Wanneer zullen je ouders sterven? De factoren die het verschil maken in Amerika
Ondanks dat het voor iedereen een trieste onvermijdelijkheid is, wordt de dood van onze ouders nog steeds bepaald door veel van dezelfde factoren die de rest van ons leven vormgeven – factoren zoals ras, opleidingsniveau en armoede.
In mei publiceerde het US Census Bureau een werkdocument om te kijken naar hoe demografische factoren van invloed zijn op de leeftijd waarop we zijn wanneer onze ouders sterven. Veel trends kwamen naar voren uit het onderzoek, dat was gebaseerd op gegevens uit de 2014 Survey of Income and Program Participation.
Onverrassend is dat naarmate we ouder worden, de kans om een ouder te verliezen steeds dichter bij 100% komt. Maar dit varieert aanzienlijk naargelang het geslacht van de ouder.

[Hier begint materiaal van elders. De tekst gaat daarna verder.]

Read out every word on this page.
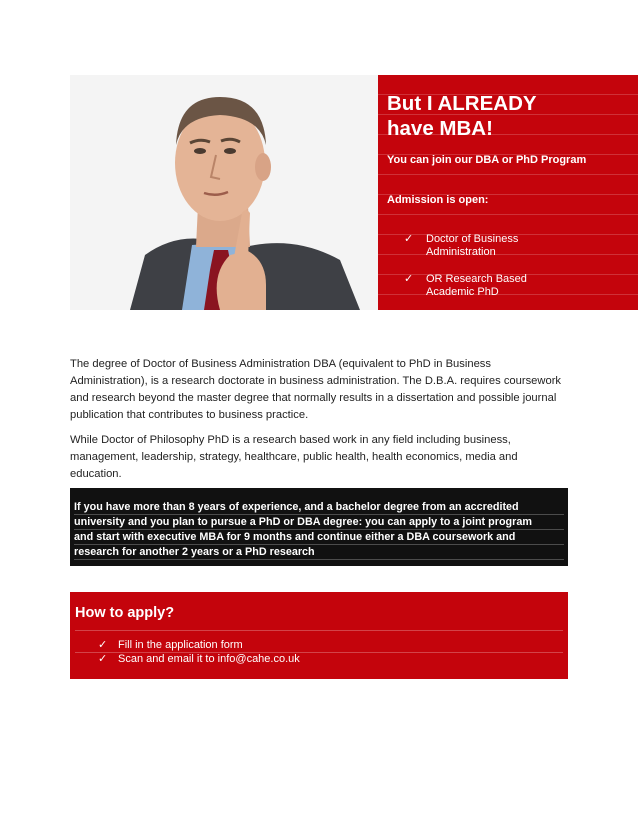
But I ALREADY
have MBA!
You can join our DBA or PhD Program
Admission is open:
✓ Doctor of Business
Administration
✓ OR Research Based
Academic PhD

The degree of Doctor of Business Administration DBA (equivalent to PhD in Business Administration), is a research doctorate in business administration. The D.B.A. requires coursework and research beyond the master degree that normally results in a dissertation and possible journal publication that contributes to business practice.

While Doctor of Philosophy PhD is a research based work in any field including business, management, leadership, strategy, healthcare, public health, health economics, media and education.

If you have more than 8 years of experience, and a bachelor degree from an accredited
university and you plan to pursue a PhD or DBA degree: you can apply to a joint program
and start with executive MBA for 9 months and continue either a DBA coursework and
research for another 2 years or a PhD research
How to apply?
✓ Fill in the application form
✓ Scan and email it to info@cahe.co.uk
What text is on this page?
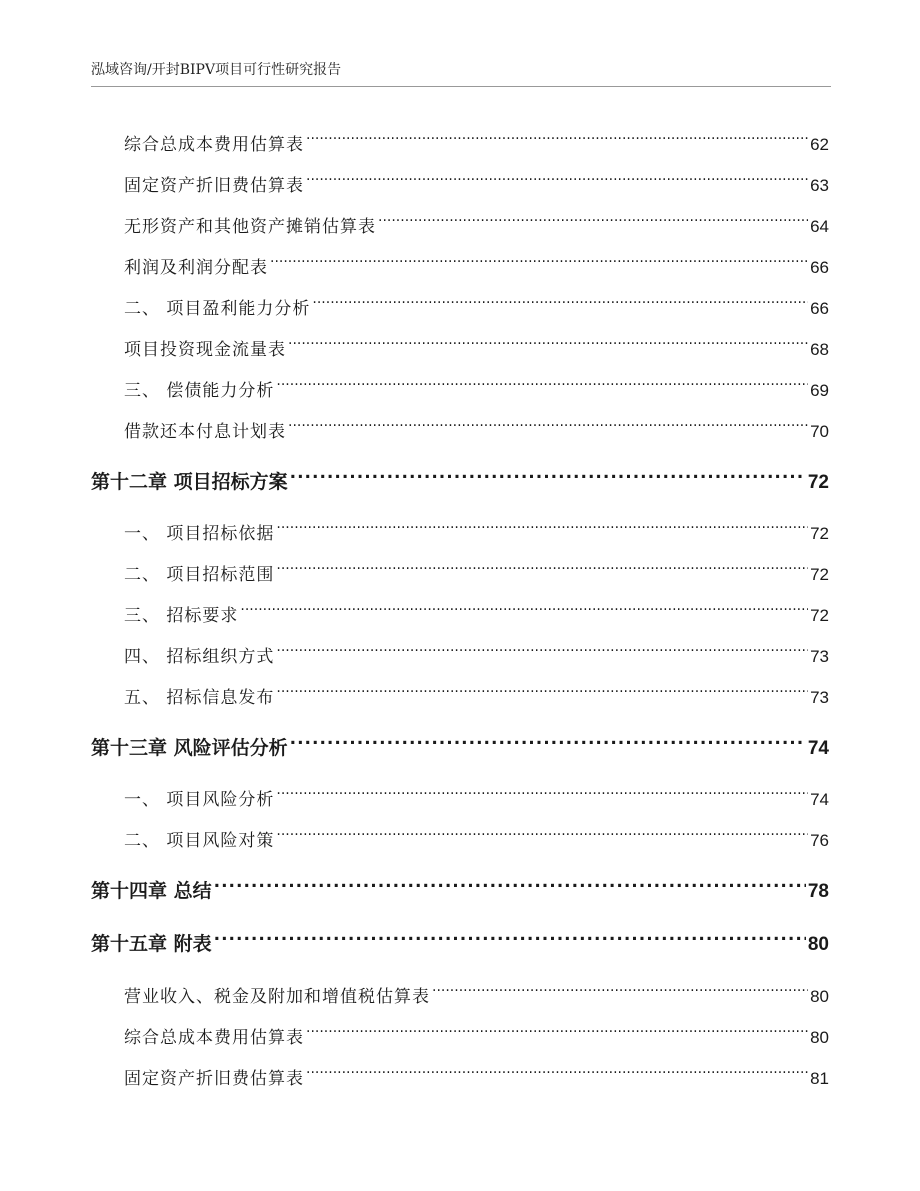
泓域咨询/开封BIPV项目可行性研究报告
综合总成本费用估算表 .....	62
固定资产折旧费估算表 .....	63
无形资产和其他资产摊销估算表 .....	64
利润及利润分配表 .....	66
二、 项目盈利能力分析 .....	66
项目投资现金流量表 .....	68
三、 偿债能力分析 .....	69
借款还本付息计划表 .....	70
第十二章 项目招标方案 .....	72
一、 项目招标依据 .....	72
二、 项目招标范围 .....	72
三、 招标要求 .....	72
四、 招标组织方式 .....	73
五、 招标信息发布 .....	73
第十三章 风险评估分析 .....	74
一、 项目风险分析 .....	74
二、 项目风险对策 .....	76
第十四章 总结 .....	78
第十五章 附表 .....	80
营业收入、税金及附加和增值税估算表 .....	80
综合总成本费用估算表 .....	80
固定资产折旧费估算表 .....	81
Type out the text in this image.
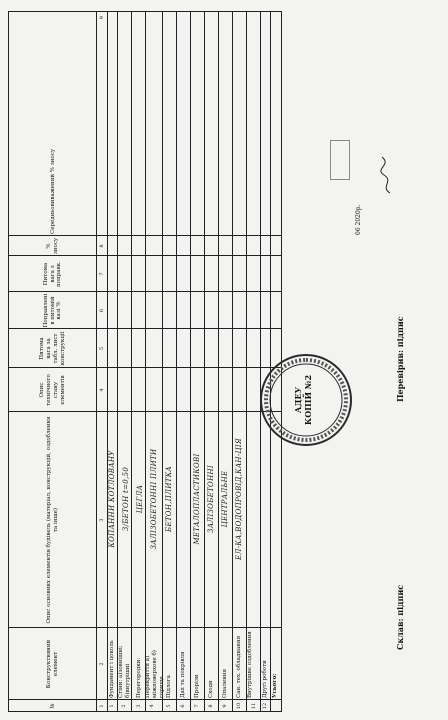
№
Конструктивний елемент
Опис основних елементів будівель (матеріал, конструкцій, оздоблення та інше)
Опис технічного стану елементів
Питома вага за табл. лист конструкції
Поправлені в питомій вазі %
Питома вага з поправк.
% зносу
Середньовиважений % зносу
1
2
3
4
5
6
7
8
9
1
Фундамент і цоколь
КОПАННИ КОТЛОВАНУ
2
Стіни: а)зовнішні; б)внутрішні
З/БЕТОН t=0,50
3
Перегородки:
ЦЕГЛА
4
Перекриття а) міжповерхове б) горище
ЗАЛІЗОБЕТОННІ ПЛИТИ
5
Підлога
БЕТОН,ПЛИТКА
6
Дах та покрівля
7
Прорізи
МЕТАЛОПЛАСТИКОВІ
8
Сходи
ЗАЛІЗОБЕТОННІ
9
Опалення
ЦЕНТРАЛЬНЕ
10
Сан. тех. обладнання
ЕЛ-КА,ВОДОПРОВІД,КАН-ЦІЯ
11
Внутрішнє оздоблення
12
Другі роботи Усього:
Склав: підпис
Перевірив: підпис
АДЕУ КОПІЙ №2
06 2020р.
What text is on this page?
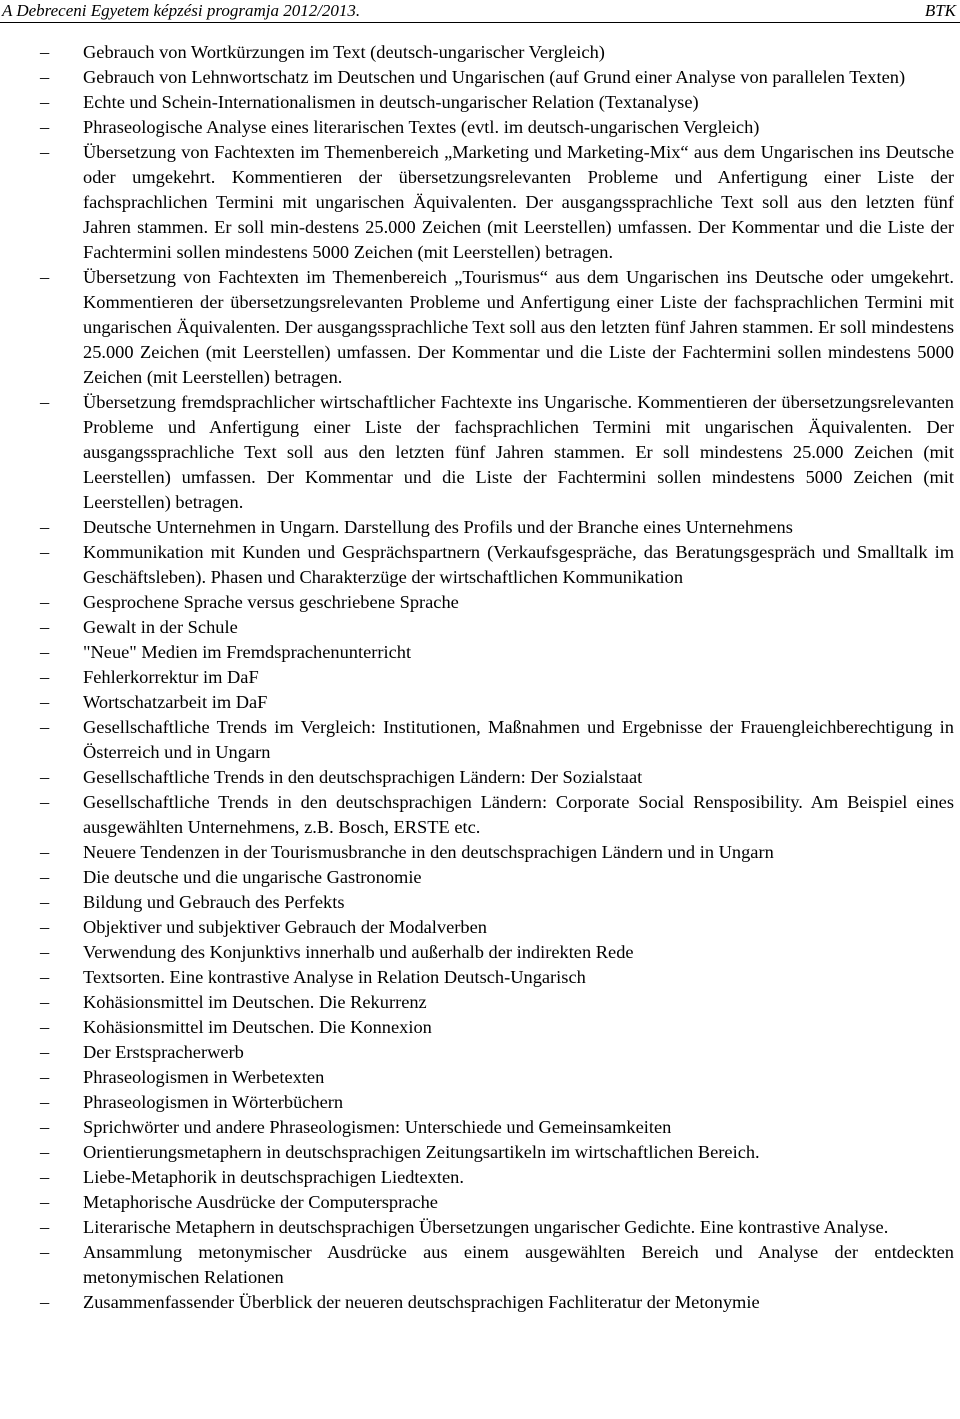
A Debreceni Egyetem képzési programja 2012/2013.	BTK
–	Gebrauch von Wortkürzungen im Text (deutsch-ungarischer Vergleich)
–	Gebrauch von Lehnwortschatz im Deutschen und Ungarischen (auf Grund einer Analyse von parallelen Texten)
–	Echte und Schein-Internationalismen in deutsch-ungarischer Relation (Textanalyse)
–	Phraseologische Analyse eines literarischen Textes (evtl. im deutsch-ungarischen Vergleich)
–	Übersetzung von Fachtexten im Themenbereich „Marketing und Marketing-Mix“ aus dem Ungarischen ins Deutsche oder umgekehrt. Kommentieren der übersetzungsrelevanten Probleme und Anfertigung einer Liste der fachsprachlichen Termini mit ungarischen Äquivalenten. Der ausgangssprachliche Text soll aus den letzten fünf Jahren stammen. Er soll min-destens 25.000 Zeichen (mit Leerstellen) umfassen. Der Kommentar und die Liste der Fachtermini sollen mindestens 5000 Zeichen (mit Leerstellen) betragen.
–	Übersetzung von Fachtexten im Themenbereich „Tourismus“ aus dem Ungarischen ins Deutsche oder umgekehrt. Kommentieren der übersetzungsrelevanten Probleme und Anfertigung einer Liste der fachsprachlichen Termini mit ungarischen Äquivalenten. Der ausgangssprachliche Text soll aus den letzten fünf Jahren stammen. Er soll mindestens 25.000 Zeichen (mit Leerstellen) umfassen. Der Kommentar und die Liste der Fachtermini sollen mindestens 5000 Zeichen (mit Leerstellen) betragen.
–	Übersetzung fremdsprachlicher wirtschaftlicher Fachtexte ins Ungarische. Kommentieren der übersetzungsrelevanten Probleme und Anfertigung einer Liste der fachsprachlichen Termini mit ungarischen Äquivalenten. Der ausgangssprachliche Text soll aus den letzten fünf Jahren stammen. Er soll mindestens 25.000 Zeichen (mit Leerstellen) umfassen. Der Kommentar und die Liste der Fachtermini sollen mindestens 5000 Zeichen (mit Leerstellen) betragen.
–	Deutsche Unternehmen in Ungarn. Darstellung des Profils und der Branche eines Unternehmens
–	Kommunikation mit Kunden und Gesprächspartnern (Verkaufsgespräche, das Beratungsgespräch und Smalltalk im Geschäftsleben). Phasen und Charakterzüge der wirtschaftlichen Kommunikation
–	Gesprochene Sprache versus geschriebene Sprache
–	Gewalt in der Schule
–	"Neue" Medien im Fremdsprachenunterricht
–	Fehlerkorrektur im DaF
–	Wortschatzarbeit im DaF
–	Gesellschaftliche Trends im Vergleich: Institutionen, Maßnahmen und Ergebnisse der Frauengleichberechtigung in Österreich und in Ungarn
–	Gesellschaftliche Trends in den deutschsprachigen Ländern: Der Sozialstaat
–	Gesellschaftliche Trends in den deutschsprachigen Ländern: Corporate Social Rensposibility. Am Beispiel eines ausgewählten Unternehmens, z.B. Bosch, ERSTE etc.
–	Neuere Tendenzen in der Tourismusbranche in den deutschsprachigen Ländern und in Ungarn
–	Die deutsche und die ungarische Gastronomie
–	Bildung und Gebrauch des Perfekts
–	Objektiver und subjektiver Gebrauch der Modalverben
–	Verwendung des Konjunktivs innerhalb und außerhalb der indirekten Rede
–	Textsorten. Eine kontrastive Analyse in Relation Deutsch-Ungarisch
–	Kohäsionsmittel im Deutschen. Die Rekurrenz
–	Kohäsionsmittel im Deutschen. Die Konnexion
–	Der Erstspracherwerb
–	Phraseologismen in Werbetexten
–	Phraseologismen in Wörterbüchern
–	Sprichwörter und andere Phraseologismen: Unterschiede und Gemeinsamkeiten
–	Orientierungsmetaphern in deutschsprachigen Zeitungsartikeln im wirtschaftlichen Bereich.
–	Liebe-Metaphorik in deutschsprachigen Liedtexten.
–	Metaphorische Ausdrücke der Computersprache
–	Literarische Metaphern in deutschsprachigen Übersetzungen ungarischer Gedichte. Eine kontrastive Analyse.
–	Ansammlung metonymischer Ausdrücke aus einem ausgewählten Bereich und Analyse der entdeckten metonymischen Relationen
–	Zusammenfassender Überblick der neueren deutschsprachigen Fachliteratur der Metonymie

Zwarte Amerikanen hebben meer kans om het overlijden van een ouder eerder in hun leven mee te maken. Als we volwassenen van 25 tot 34 jaar als voorbeeld nemen, heeft ongeveer 15% van de blanke en Aziatische bevolking in die leeftijdsgroep een of beide ouders verloren. Dat is vergeleken met 17% van de Latijns-Amerikaanse bevolking en 24% van de zwarte bevolking in die leeftijdsgroep die de dood van een ouder hebben meegemaakt.
Amerikanen hebben ook meer kans om de dood van een ouder eerder in hun leven mee te maken. Onder volwassenen van 35 tot 44 jaar heeft 43% van degenen die onder de federale armoedegrens (FPL) leven het overlijden van een of beide ouders meegemaakt, vergeleken met 28% van de welgestelde volwassenen (hier gedefinieerd als degenen die ten minste 400% van de FPL verdienen).
Alles bij elkaar laten de gegevens zien dat ongelijkheid net zo onontkoombaar is in de dood als in het leven voor Amerikanen.